Water levels in Lake Mead reached historic lows this week, with a measurement of 1,044.03 feet marking its lowest reading since the lake was first filled 150 years ago. This places the country’s biggest reservoir in the worrying position of approaching “dead pool” status, which occurs when the reservoir becomes so low that water is no longer able to flow downstream from the dam.
The lake will reach dead pool status if the reservoir drops below 895 feet, which is still a few years away but remains a concerning prospect for the millions of people in Arizona, Nevada, California and part of Mexico who rely on it for drinking water, power and irrigation.
Although dead pool status would not mean the lake was completely dry, there are concerns that the lake’s water levels could drop so low, even before reaching dead pool status, that it would compromise hydroelectric power production. When less water flows through turbines and there is less liquid pressure to spin them, they naturally produce less electricity, potentially leaving millions without a power source.
Lake Mead was created with the Hoover Dam in the early 1930s at the border between Nevada and Arizona on the Colorado River. The depletion of the lake is being attributed to persistent drought over the last 20 years as well as growing water demands.
The Interior Department has warned the seven states that depend on the Colorado River to find ways to dramatically reduce the amount of water they take in during the next two months in hopes of replenishing Lake Mead and Lake Powell, which is also dropping to dangerously low levels. The two reservoirs are at just 28 percent of full capacity, which means they are nearly three-fourths empty.
Lake Powell, which is situated on the Utah-Arizona border, is expected to drop more than 30 feet by March, which would put it just 16 feet away from the level where Glen Canyon Dam will not be able to generate electricity. The lake supplied the full energy needs of more than 300,000 homes last year.

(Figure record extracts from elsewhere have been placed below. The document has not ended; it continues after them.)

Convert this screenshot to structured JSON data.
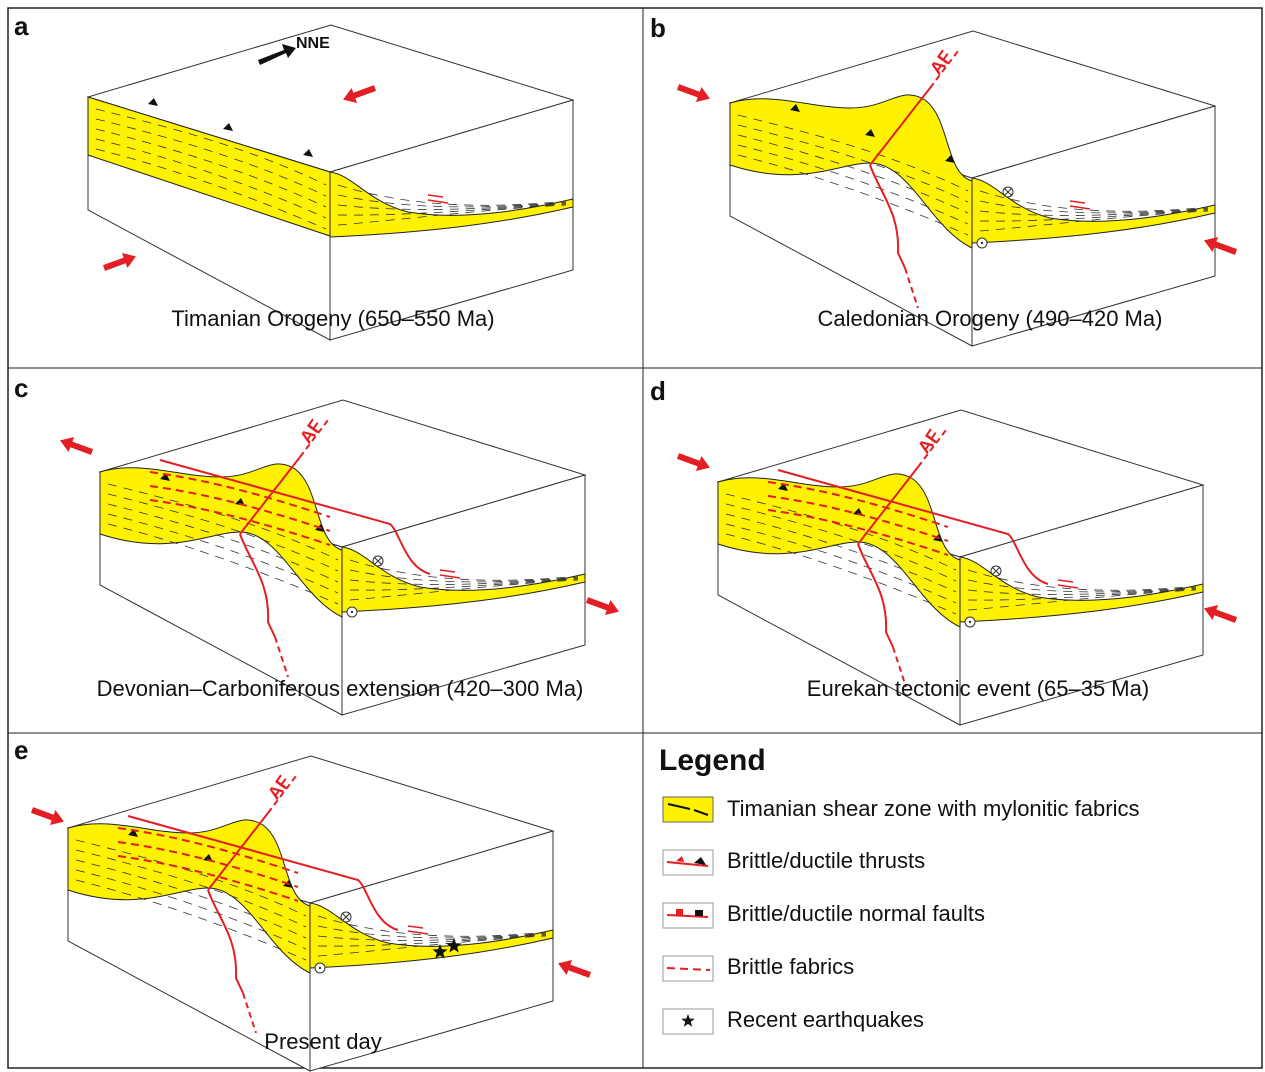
{
  "panels": [
    {
      "letter": "a",
      "caption": "Timanian Orogeny (650–550 Ma)",
      "labels": [
        "NNE"
      ]
    },
    {
      "letter": "b",
      "caption": "Caledonian Orogeny (490–420 Ma)",
      "labels": [
        "AF"
      ]
    },
    {
      "letter": "c",
      "caption": "Devonian–Carboniferous extension (420–300 Ma)",
      "labels": [
        "AF"
      ]
    },
    {
      "letter": "d",
      "caption": "Eurekan tectonic event (65–35 Ma)",
      "labels": [
        "AF"
      ]
    },
    {
      "letter": "e",
      "caption": "Present day",
      "labels": [
        "AF"
      ]
    }
  ],
  "legend": {
    "title": "Legend",
    "items": [
      "Timanian shear zone with mylonitic fabrics",
      "Brittle/ductile thrusts",
      "Brittle/ductile normal faults",
      "Brittle fabrics",
      "Recent earthquakes"
    ]
  }
}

The Colorado River has long been overused, with its flow dropping almost 20 percent since 2000. The federal government declared a shortage on the river last year for the first time, which saw cutbacks in deliveries of water to Nevada, Arizona and Mexico, while farmers in some parts of Arizona have had to leave fields dry and fallow.
Reclamation Commissioner Camille Touton said that significant cuts of 2 to 4 million acre-feet are needed next year to keep the reservoirs from reaching critical levels; California, Nevada and Arizona used around 7 million acre-feet of water from the Colorado River last year.

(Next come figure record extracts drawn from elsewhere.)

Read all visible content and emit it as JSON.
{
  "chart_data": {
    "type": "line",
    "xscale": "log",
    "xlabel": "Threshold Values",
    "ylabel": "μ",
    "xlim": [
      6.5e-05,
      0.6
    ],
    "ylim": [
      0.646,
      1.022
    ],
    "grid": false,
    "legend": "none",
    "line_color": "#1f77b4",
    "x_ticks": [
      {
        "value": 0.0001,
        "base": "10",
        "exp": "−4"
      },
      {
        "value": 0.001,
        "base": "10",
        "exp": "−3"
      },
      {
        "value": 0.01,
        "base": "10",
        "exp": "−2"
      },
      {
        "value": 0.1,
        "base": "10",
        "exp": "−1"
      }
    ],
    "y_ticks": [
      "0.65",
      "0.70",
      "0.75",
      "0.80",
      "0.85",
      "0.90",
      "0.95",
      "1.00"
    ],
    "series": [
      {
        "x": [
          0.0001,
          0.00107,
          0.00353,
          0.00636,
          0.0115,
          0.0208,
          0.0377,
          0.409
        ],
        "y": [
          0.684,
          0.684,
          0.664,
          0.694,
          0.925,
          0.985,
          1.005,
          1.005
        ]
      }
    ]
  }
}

Southern Nevada Water Authority General Manager John Entsminger warned: “What has been a slow-motion train wreck for 20 years is accelerating, and the moment of reckoning is near.

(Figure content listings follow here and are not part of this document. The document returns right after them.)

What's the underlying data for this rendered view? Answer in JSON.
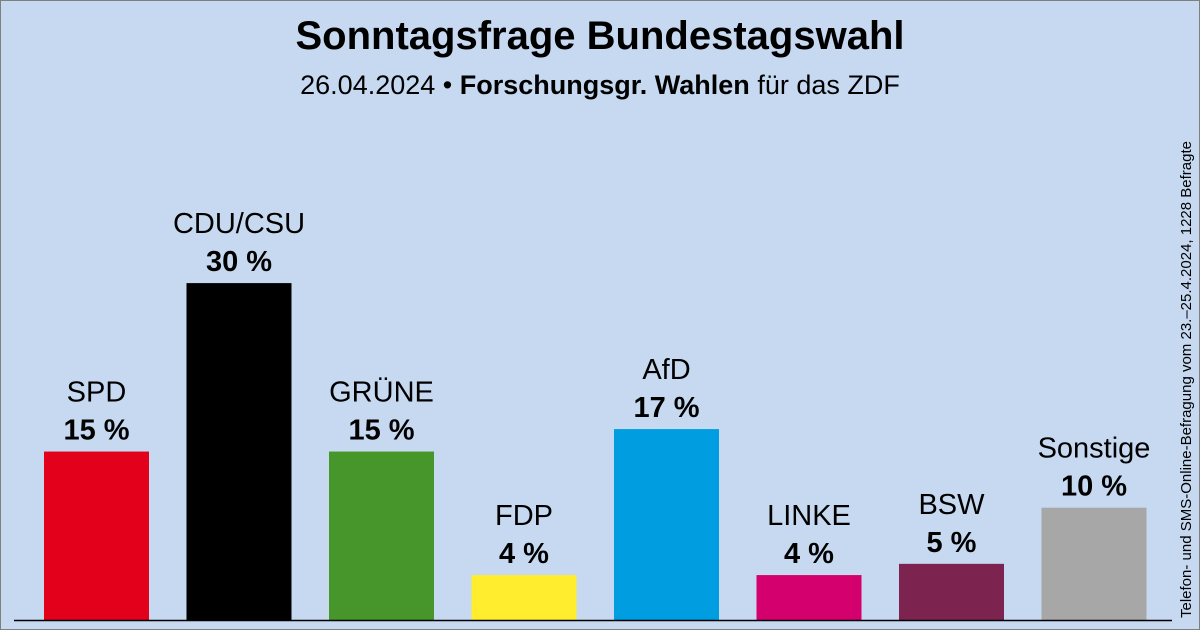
{
  "header": {
    "title": "Sonntagsfrage Bundestagswahl",
    "subtitle_date": "26.04.2024",
    "subtitle_sep": "•",
    "subtitle_institute": "Forschungsgr. Wahlen",
    "subtitle_rest": "für das ZDF"
  },
  "side_note": "Telefon- und SMS-Online-Befragung vom 23.–25.4.2024, 1228 Befragte",
  "chart_data": {
    "type": "bar",
    "title": "Sonntagsfrage Bundestagswahl",
    "xlabel": "",
    "ylabel": "",
    "ylim": [
      0,
      34
    ],
    "grid": false,
    "categories": [
      "SPD",
      "CDU/CSU",
      "GRÜNE",
      "FDP",
      "AfD",
      "LINKE",
      "BSW",
      "Sonstige"
    ],
    "values": [
      15,
      30,
      15,
      4,
      17,
      4,
      5,
      10
    ],
    "value_labels": [
      "15 %",
      "30 %",
      "15 %",
      "4 %",
      "17 %",
      "4 %",
      "5 %",
      "10 %"
    ],
    "colors": [
      "#e3001b",
      "#000000",
      "#46962b",
      "#ffed2e",
      "#009ee0",
      "#d4006e",
      "#7d2350",
      "#a7a7a7"
    ]
  }
}
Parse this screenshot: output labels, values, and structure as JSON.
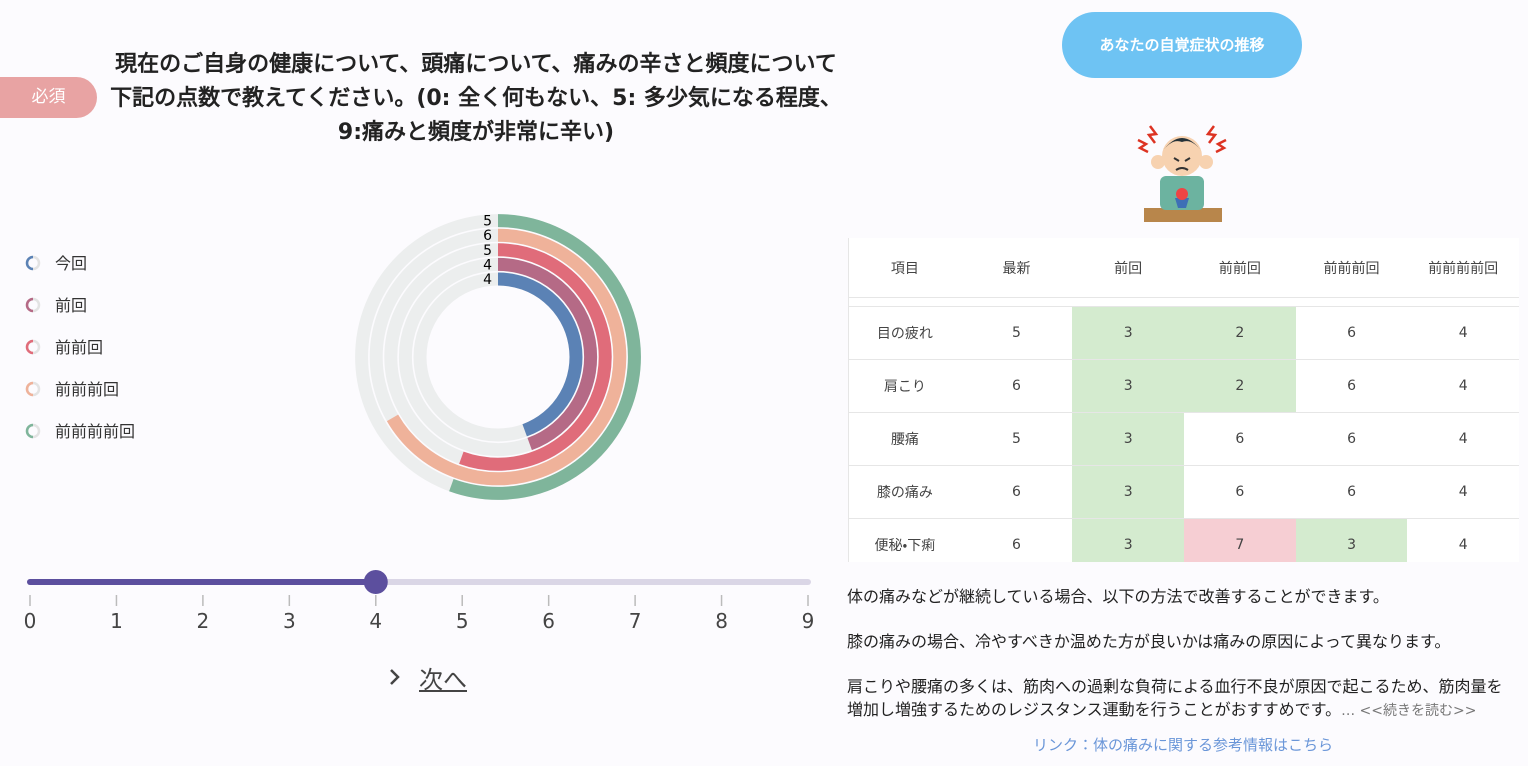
{
  "required_badge": "必須",
  "question": "現在のご自身の健康について、頭痛について、痛みの辛さと頻度について下記の点数で教えてください。(0: 全く何もない、5: 多少気になる程度、9:痛みと頻度が非常に辛い)",
  "chart_data": {
    "type": "radial-bar",
    "rlim": [
      0,
      9
    ],
    "series": [
      {
        "name": "今回",
        "color": "#5b82b5",
        "value": 4
      },
      {
        "name": "前回",
        "color": "#b56a86",
        "value": 4
      },
      {
        "name": "前前回",
        "color": "#e06c7a",
        "value": 5
      },
      {
        "name": "前前前回",
        "color": "#efb29a",
        "value": 6
      },
      {
        "name": "前前前前回",
        "color": "#7fb59b",
        "value": 5
      }
    ]
  },
  "slider": {
    "min": 0,
    "max": 9,
    "ticks": [
      0,
      1,
      2,
      3,
      4,
      5,
      6,
      7,
      8,
      9
    ],
    "value": 4
  },
  "next_button": "次へ",
  "trend_button": "あなたの自覚症状の推移",
  "table": {
    "header": [
      "項目",
      "最新",
      "前回",
      "前前回",
      "前前前回",
      "前前前前回"
    ],
    "rows": [
      {
        "item": "目の疲れ",
        "values": [
          5,
          3,
          2,
          6,
          4
        ],
        "colors": [
          null,
          "#d4ebcf",
          "#d4ebcf",
          null,
          null
        ]
      },
      {
        "item": "肩こり",
        "values": [
          6,
          3,
          2,
          6,
          4
        ],
        "colors": [
          null,
          "#d4ebcf",
          "#d4ebcf",
          null,
          null
        ]
      },
      {
        "item": "腰痛",
        "values": [
          5,
          3,
          6,
          6,
          4
        ],
        "colors": [
          null,
          "#d4ebcf",
          null,
          null,
          null
        ]
      },
      {
        "item": "膝の痛み",
        "values": [
          6,
          3,
          6,
          6,
          4
        ],
        "colors": [
          null,
          "#d4ebcf",
          null,
          null,
          null
        ]
      },
      {
        "item": "便秘・下痢",
        "values": [
          6,
          3,
          7,
          3,
          4
        ],
        "colors": [
          null,
          "#d4ebcf",
          "#f6ced3",
          "#d4ebcf",
          null
        ]
      }
    ]
  },
  "paragraphs": [
    "体の痛みなどが継続している場合、以下の方法で改善することができます。",
    "膝の痛みの場合、冷やすべきか温めた方が良いかは痛みの原因によって異なります。",
    "肩こりや腰痛の多くは、筋肉への過剰な負荷による血行不良が原因で起こるため、筋肉量を増加し増強するためのレジスタンス運動を行うことがおすすめです。"
  ],
  "read_more": "… <<続きを読む>>",
  "link": "リンク：体の痛みに関する参考情報はこちら"
}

“We are 150 feet (of elevation in Lake Mead) from 25 million Americans losing access to Colorado River water.”
Meanwhile, the newly exposed shorelines that are emerging are creating problems in the Lake Mead National Recreation Area. The park’s public affairs office reports that the combination of silt and mud in the newly exposed land is easy for people, vehicles and vessels to get stuck in, particularly when the sun hardens the top layer of dirt, which makes the ground appear more stable than it is.
Previously sunken boats are now starting to emerge at the lake, and those hoping to boat there are experiencing long wait times as boat ramp closures due to dropping water levels mean just a single launch ramp is available.